7. The industrial internet edge security autonomous method according to claim 6, characterized in that, The generation of unloading decisions and resource allocation schemes based on the resource occupancy prediction model includes: The resource status and link status of candidate execution nodes are predicted based on the resource occupancy prediction model, and the prediction results are obtained. The unloading decision is obtained by modeling the prediction results using Markov modeling. Based on the unloading decision, a resource allocation scheme that satisfies the convex optimization objective is found.

8. An industrial internet edge security autonomous device, implemented using the industrial internet edge security autonomous method according to any one of claims 1 to 7, characterized in that, The device includes: The acquisition module is used to acquire multi-source time-series security data from the edge of the industrial internet system throughout the entire process of data flow and control closed loop. The first processing module is used to preprocess and model edge features of the multi-source time-series security data to obtain a window feature matrix; The second processing module is used to construct a temporal security knowledge graph based on the window feature matrix, perform temporal association reasoning based on the temporal security knowledge graph, and obtain regional security situation results. The regional security situation results include situation score, risk label set and confidence level. The third processing module is used to generate a security policy based on the regional security situation results, and to map the security policy into an executable security service flow through policy parsing. The fourth processing module is used to perform task division and collaborative orchestration on the security service flow to obtain the divided security service flow; The fifth processing module is used to generate offloading decisions and resource allocation schemes based on resource occupancy prediction models, execute the partitioned security service flow on the edge side of the industrial internet system based on the offloading decisions and resource allocation schemes, obtain execution effect feedback, update the temporal security knowledge graph based on the execution effect feedback, and obtain the updated temporal security knowledge graph to achieve a security self-governance closed loop.
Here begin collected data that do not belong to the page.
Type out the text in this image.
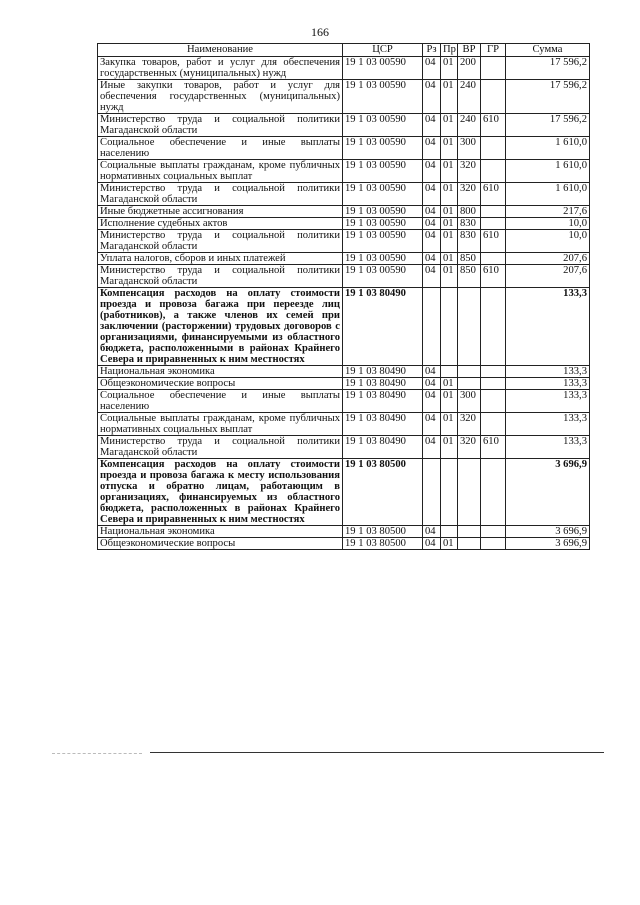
166
Наименование	ЦСР	Рз	Пр	ВР	ГР	Сумма
Закупка товаров, работ и услуг для обеспечения государственных (муниципальных) нужд	19 1 03 00590	04	01	200		17 596,2
Иные закупки товаров, работ и услуг для обеспечения государственных (муниципальных) нужд	19 1 03 00590	04	01	240		17 596,2
Министерство труда и социальной политики Магаданской области	19 1 03 00590	04	01	240	610	17 596,2
Социальное обеспечение и иные выплаты населению	19 1 03 00590	04	01	300		1 610,0
Социальные выплаты гражданам, кроме публичных нормативных социальных выплат	19 1 03 00590	04	01	320		1 610,0
Министерство труда и социальной политики Магаданской области	19 1 03 00590	04	01	320	610	1 610,0
Иные бюджетные ассигнования	19 1 03 00590	04	01	800		217,6
Исполнение судебных актов	19 1 03 00590	04	01	830		10,0
Министерство труда и социальной политики Магаданской области	19 1 03 00590	04	01	830	610	10,0
Уплата налогов, сборов и иных платежей	19 1 03 00590	04	01	850		207,6
Министерство труда и социальной политики Магаданской области	19 1 03 00590	04	01	850	610	207,6
Компенсация расходов на оплату стоимости проезда и провоза багажа при переезде лиц (работников), а также членов их семей при заключении (расторжении) трудовых договоров с организациями, финансируемыми из областного бюджета, расположенными в районах Крайнего Севера и приравненных к ним местностях	19 1 03 80490					133,3
Национальная экономика	19 1 03 80490	04				133,3
Общеэкономические вопросы	19 1 03 80490	04	01			133,3
Социальное обеспечение и иные выплаты населению	19 1 03 80490	04	01	300		133,3
Социальные выплаты гражданам, кроме публичных нормативных социальных выплат	19 1 03 80490	04	01	320		133,3
Министерство труда и социальной политики Магаданской области	19 1 03 80490	04	01	320	610	133,3
Компенсация расходов на оплату стоимости проезда и провоза багажа к месту использования отпуска и обратно лицам, работающим в организациях, финансируемых из областного бюджета, расположенных в районах Крайнего Севера и приравненных к ним местностях	19 1 03 80500					3 696,9
Национальная экономика	19 1 03 80500	04				3 696,9
Общеэкономические вопросы	19 1 03 80500	04	01			3 696,9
9. An electronic device comprising a memory, a processor, and a computer program stored in the memory and executable on the processor, characterized in that, When the processor executes the program, it implements the Industrial Internet Edge Security Autonomous Method as described in any one of claims 1 to 7.

10. A non-transitory computer-readable storage medium having a computer program stored thereon, characterized in that, When the computer program is executed by the processor, it implements the Industrial Internet Edge Security Autonomous Method as described in any one of claims 1 to 7.